Downstream development is equally critical in achieving an efficient and reproducible purification process. Advanced chromatography techniques, high-capacity resins, and automated filtration systems enhance product recovery while maintaining strict quality standards [4, 5]. By integrating real-time analytical methods and process control strategies, companies can improve batch consistency and optimize yield, reducing manufacturing variability and accelerating product release. Studies indicate that implementing high-throughput downstream processing can cut purification time by 40%, directly contributing to reduced overall TTM.

Efficient Tech Transfer for Faster Scale-Up

Tech transfer is a crucial yet often challenging phase in biologics development. Efficiently transferring processes from laboratory-scale development to full-scale commercial production requires structured methodologies, comprehensive documentation, and real-time collaboration between teams [6]. A well-executed tech transfer strategy can significantly reduce TTM by minimizing the risk of process deviations and ensuring seamless implementation at scale.

To achieve fast and high-quality tech transfer, organizations must employ risk-based assessment frameworks, standardized data documentation, and digital collaboration tools. Conducting pilot-scale runs before full-scale manufacturing helps validate process parameters and mitigate potential challenges before commercial launch [7].

Reports suggest that companies leveraging advanced tech transfer strategies experience up to 30% faster commercialization timelines. By leveraging the expertise of a biologics CDMO with established tech transfer capabilities, companies can streamline knowledge transfer, enhance process robustness, and accelerate manufacturing readiness, reducing TTM by as much as 6-12 months.

Conclusion

Reducing time-to-market in biologics development requires a combination of strategic planning, regulatory foresight, advanced platform for upstream processing, robust downstream development, and efficient tech transfer methodologies. Especially end-to-end Biologics CDMOs play a crucial role in accelerating commercialization by offering integrated solutions that optimize development timelines while ensuring compliance and quality.

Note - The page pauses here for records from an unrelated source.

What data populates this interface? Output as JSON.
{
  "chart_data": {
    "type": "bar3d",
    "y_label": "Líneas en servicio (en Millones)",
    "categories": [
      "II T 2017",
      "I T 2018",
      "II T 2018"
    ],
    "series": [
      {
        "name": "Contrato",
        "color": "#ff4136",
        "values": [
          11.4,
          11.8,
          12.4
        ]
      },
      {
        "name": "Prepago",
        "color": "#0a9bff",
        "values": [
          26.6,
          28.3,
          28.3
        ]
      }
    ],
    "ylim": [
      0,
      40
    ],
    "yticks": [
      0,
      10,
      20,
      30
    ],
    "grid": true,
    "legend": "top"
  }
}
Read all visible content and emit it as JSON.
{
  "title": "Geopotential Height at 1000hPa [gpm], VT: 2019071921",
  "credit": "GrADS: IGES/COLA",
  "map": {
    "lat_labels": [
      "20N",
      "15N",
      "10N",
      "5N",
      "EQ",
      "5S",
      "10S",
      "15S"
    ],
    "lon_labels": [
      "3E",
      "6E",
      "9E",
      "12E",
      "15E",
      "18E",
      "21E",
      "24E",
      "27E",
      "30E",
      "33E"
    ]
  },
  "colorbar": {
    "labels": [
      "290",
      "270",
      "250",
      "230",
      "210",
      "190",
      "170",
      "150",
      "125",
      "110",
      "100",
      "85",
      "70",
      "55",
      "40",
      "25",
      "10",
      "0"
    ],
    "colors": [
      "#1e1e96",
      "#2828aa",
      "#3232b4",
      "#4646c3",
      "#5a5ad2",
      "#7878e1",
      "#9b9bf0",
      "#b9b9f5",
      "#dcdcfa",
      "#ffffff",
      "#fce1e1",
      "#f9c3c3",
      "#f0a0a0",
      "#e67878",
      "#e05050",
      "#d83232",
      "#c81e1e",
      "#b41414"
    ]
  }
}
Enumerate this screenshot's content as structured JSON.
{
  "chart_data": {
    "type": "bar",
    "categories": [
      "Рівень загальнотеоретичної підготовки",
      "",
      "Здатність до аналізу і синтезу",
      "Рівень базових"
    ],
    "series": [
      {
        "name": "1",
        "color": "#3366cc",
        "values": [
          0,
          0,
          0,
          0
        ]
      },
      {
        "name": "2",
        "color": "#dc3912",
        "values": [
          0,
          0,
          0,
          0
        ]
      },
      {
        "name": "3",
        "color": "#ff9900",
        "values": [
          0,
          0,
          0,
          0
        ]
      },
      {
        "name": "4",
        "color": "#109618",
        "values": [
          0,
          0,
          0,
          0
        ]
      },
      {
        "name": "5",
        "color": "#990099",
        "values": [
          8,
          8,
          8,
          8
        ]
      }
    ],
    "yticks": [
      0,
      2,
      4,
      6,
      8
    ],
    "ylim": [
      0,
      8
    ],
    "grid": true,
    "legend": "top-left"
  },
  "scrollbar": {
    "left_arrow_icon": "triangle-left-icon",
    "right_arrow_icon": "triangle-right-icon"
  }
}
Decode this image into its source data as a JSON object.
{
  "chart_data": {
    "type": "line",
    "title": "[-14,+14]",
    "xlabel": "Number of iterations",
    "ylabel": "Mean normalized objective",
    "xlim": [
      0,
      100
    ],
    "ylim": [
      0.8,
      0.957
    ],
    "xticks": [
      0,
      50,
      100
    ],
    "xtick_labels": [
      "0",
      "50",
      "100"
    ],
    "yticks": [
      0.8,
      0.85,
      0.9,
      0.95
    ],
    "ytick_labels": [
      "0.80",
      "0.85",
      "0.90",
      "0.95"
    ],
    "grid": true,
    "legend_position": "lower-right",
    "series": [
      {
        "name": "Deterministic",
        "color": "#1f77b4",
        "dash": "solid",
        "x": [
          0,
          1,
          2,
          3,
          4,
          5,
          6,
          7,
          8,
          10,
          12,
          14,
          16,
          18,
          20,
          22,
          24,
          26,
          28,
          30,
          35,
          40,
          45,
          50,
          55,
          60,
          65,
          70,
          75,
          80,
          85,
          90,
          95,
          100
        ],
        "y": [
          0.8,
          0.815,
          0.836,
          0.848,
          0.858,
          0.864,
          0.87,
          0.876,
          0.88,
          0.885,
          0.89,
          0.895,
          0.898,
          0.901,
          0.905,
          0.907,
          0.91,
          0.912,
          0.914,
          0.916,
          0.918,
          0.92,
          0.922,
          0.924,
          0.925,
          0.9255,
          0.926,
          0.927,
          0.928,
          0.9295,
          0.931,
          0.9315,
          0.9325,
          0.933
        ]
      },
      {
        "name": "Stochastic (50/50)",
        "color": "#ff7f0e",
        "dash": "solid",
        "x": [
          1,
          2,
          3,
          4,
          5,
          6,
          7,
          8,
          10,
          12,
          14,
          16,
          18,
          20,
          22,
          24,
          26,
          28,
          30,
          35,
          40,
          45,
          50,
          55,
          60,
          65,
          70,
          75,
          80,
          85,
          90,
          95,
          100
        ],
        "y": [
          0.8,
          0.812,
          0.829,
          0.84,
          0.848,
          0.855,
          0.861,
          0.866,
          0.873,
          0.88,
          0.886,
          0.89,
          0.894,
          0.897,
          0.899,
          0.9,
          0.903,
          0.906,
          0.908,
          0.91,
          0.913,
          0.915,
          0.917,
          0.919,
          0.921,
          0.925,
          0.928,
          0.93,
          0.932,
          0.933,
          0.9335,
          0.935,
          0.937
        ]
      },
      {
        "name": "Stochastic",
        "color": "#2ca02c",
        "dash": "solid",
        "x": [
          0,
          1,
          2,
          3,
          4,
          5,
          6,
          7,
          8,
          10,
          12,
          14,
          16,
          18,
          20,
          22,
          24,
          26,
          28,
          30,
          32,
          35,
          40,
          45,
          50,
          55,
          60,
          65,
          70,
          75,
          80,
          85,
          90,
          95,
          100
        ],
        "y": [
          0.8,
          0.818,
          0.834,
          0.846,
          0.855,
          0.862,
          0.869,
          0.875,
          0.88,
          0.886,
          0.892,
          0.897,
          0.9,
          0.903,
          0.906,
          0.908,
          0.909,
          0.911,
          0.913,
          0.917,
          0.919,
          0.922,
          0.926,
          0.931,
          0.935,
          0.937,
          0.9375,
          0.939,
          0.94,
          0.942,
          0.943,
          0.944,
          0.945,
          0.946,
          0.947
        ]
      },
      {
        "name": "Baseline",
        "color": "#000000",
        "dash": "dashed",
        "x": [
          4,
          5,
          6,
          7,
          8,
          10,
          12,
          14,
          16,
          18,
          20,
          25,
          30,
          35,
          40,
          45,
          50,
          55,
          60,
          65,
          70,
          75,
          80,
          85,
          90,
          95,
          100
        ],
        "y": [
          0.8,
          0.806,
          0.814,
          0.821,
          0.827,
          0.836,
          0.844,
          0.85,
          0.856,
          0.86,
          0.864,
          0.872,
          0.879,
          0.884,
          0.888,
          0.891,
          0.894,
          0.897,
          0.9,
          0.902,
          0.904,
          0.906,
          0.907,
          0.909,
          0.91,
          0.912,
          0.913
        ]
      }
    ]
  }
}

By adopting these best practices, companies can navigate the complexities of biologics development more effectively, bringing innovative therapies to patients faster and maintaining a competitive edge in the rapidly evolving biopharmaceutical landscape.

References

1. European Medicines Agency, Scientific advice and protocol assistance, 2025.
2. Wong AK, Mooghali M, Ramachandran R, Ross JS, Wallach JD. Use of Expedited Regulatory Programs and Clinical Development Times for FDA-Approved Novel Therapeutics. JAMA Netw Open. 2023; 6(8) :e2331753.
3. Ou J, Tang Y, Xu J, Tucci J, Borys MC, Khetan A. Recent advances in upstream process development for production of recombinant adeno-associated virus. Biotechnol Bioeng. 2024; 121(1): 53-70.
4. Matte A. Recent Advances and Future Directions in Downstream Processing of Therapeutic Antibodies. Int J Mol Sci. 2022; 23(15): 8663.
5. Wachter S, Angevin T, Bubna N, Tan A, Cichy A, Brown D, Wolfe LS, Sappington R, Lilla E, Berry L, Grismer D, Orth C, Blanusa M, Mostafa S, Kaufmann H, Felderer K. Application of platform process development approaches to the manufacturing of Mabcalin™ bispecifics. J Biotechnol. 2023; 377: 13-22.
6. Chahar DS, Ravindran S, Pisal SS. Monoclonal antibody purification and its progression to commercial scale. Biologicals. 2020; 63: 1-13.
7. Kaczanowski R. Strategies for Overcoming Common Challenges in Tech Transfer. Pharmaceutical Technology, 2024; 48(11): 31-33.